Read the global $wp_filter array. Each key is a hook name (action or filter) and each value is a WP_Hook object containing all registered callbacks. The simplest way: global $wp_filter; print_r( array_keys( $wp_filter ) ); dumps every registered hook name. For structured output with callback counts, see the helper function in this guide.
What's the difference between actions and filters in the WordPress hook list?
WordPress core doesn’t distinguish them at the registry level — both live in $wp_filter together. The difference is purely behavioral at the call site: do_action() doesn’t collect return values from callbacks; apply_filters() does. Hook names by convention signal type — verbs like “the_content” or “wp_title” are usually filters; events like “init” or “admin_menu” are usually actions. The handbook is the canonical reference for which is which.
How do I find all callbacks attached to a specific WordPress hook?
Access $wp_filter['hook_name']->callbacks — it’s an associative array keyed by priority, then arrays of callbacks at each priority. Each callback entry has function (callable: string, array of [class, method], or Closure) and accepted_args (integer). See the raj_get_hook_callbacks() helper in this guide for a complete parser.
Tools — FAQs
How can I list WordPress hooks fired during a specific page load?

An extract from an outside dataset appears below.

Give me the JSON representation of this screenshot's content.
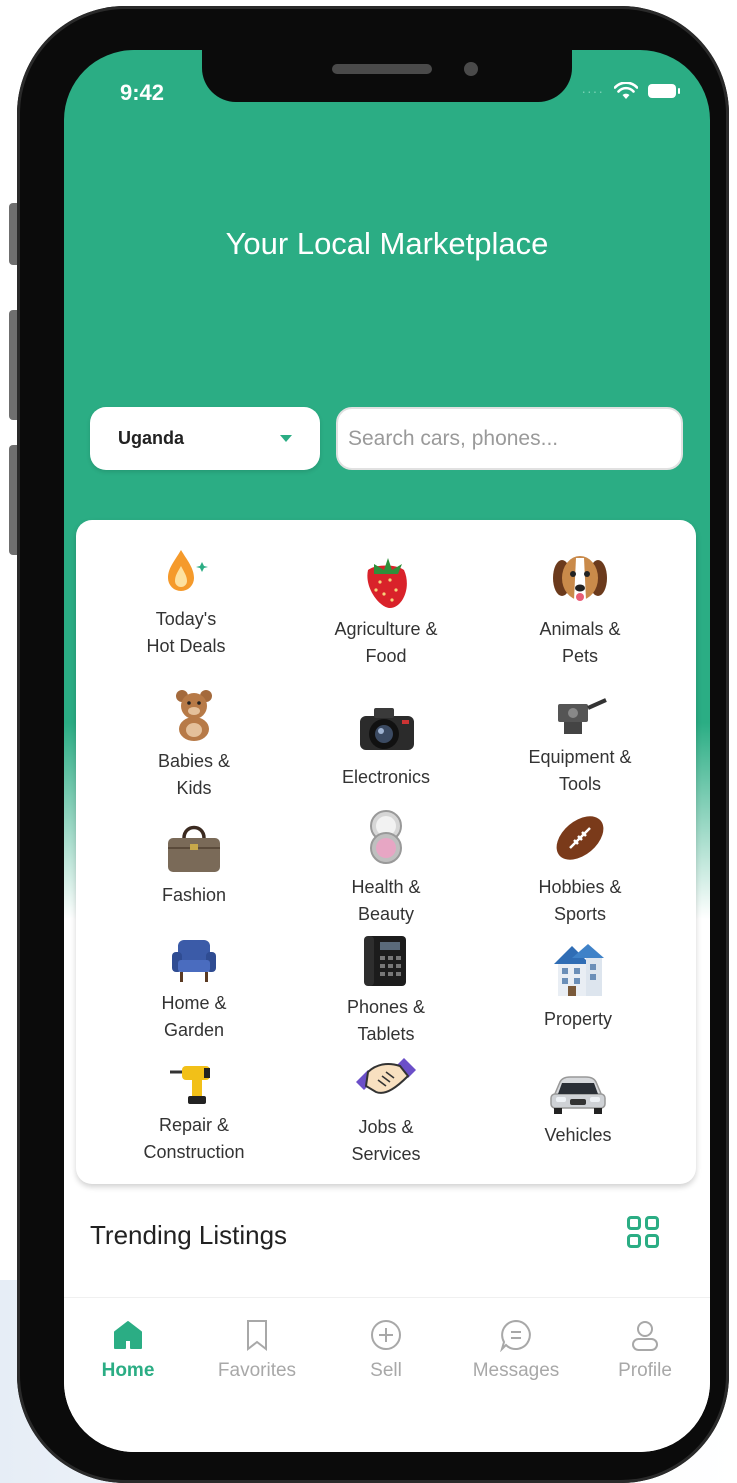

Install Query Monitor (free plugin). It tracks every hook fired during the current request, in order, with callbacks attached, plus timing data for performance investigation. Access it via the admin bar at the top of any page. Query Monitor adds overhead and shouldn’t run on production sites; install it on staging or dev environments for debugging.
How do I list WooCommerce hooks specifically?
Filter $wp_filter by hook names starting with woocommerce_. WooCommerce uses a consistent prefix on all its hooks, so a simple strpos( $name, 'woocommerce_' ) === 0 check isolates them. WooCommerce also maintains an official hook reference at woocommerce.github.io/code-reference/hooks/hooks.html with documented parameters.
Can WP-CLI list WordPress hooks?
Yes, via wp eval with a one-liner against $wp_filter. For example: wp eval 'global $wp_filter; foreach ( $wp_filter as $name => $hook ) { echo $name . "\n"; }' lists every registered hook. There’s no built-in wp hooks list command; third-party WP-CLI packages add one but the eval approach works without extras.
Practical — FAQs
Why is my hook callback not firing — how do I debug?
Three diagnostic steps. (1) Check that the hook is actually fired on the page in question — use Query Monitor or add an error_log() to the action callback. (2) Check whether your callback is registered at the right priority — list callbacks for that hook with the helper in this guide; verify yours appears. (3) Check whether another plugin removed your callback via remove_action() — search for that pattern in other plugins. Most “callback not firing” issues are one of these three.
How do I generate auto-updating documentation for my plugin's hooks?
Two-step approach. (1) Use static grep (or php-parser for accuracy) to find every do_action() and apply_filters() call site in your plugin source. (2) Use $wp_filter at runtime to see what callbacks the WordPress community has hooked into your plugin’s hooks. Combine the two outputs into a markdown reference, commit it to your repo, and regenerate on each release. The raj_generate_hook_docs() helper in this guide handles the runtime side.
Should I list WordPress hooks on the front-end of my site?
No — never in production. $wp_filter reveals every plugin’s internal hook structure, which can leak plugin presence and version info that aids attackers. Always wrap hook-listing code in is_user_logged_in() + current_user_can( 'manage_options' ) + an explicit URL flag, and remove the code entirely from production builds when possible.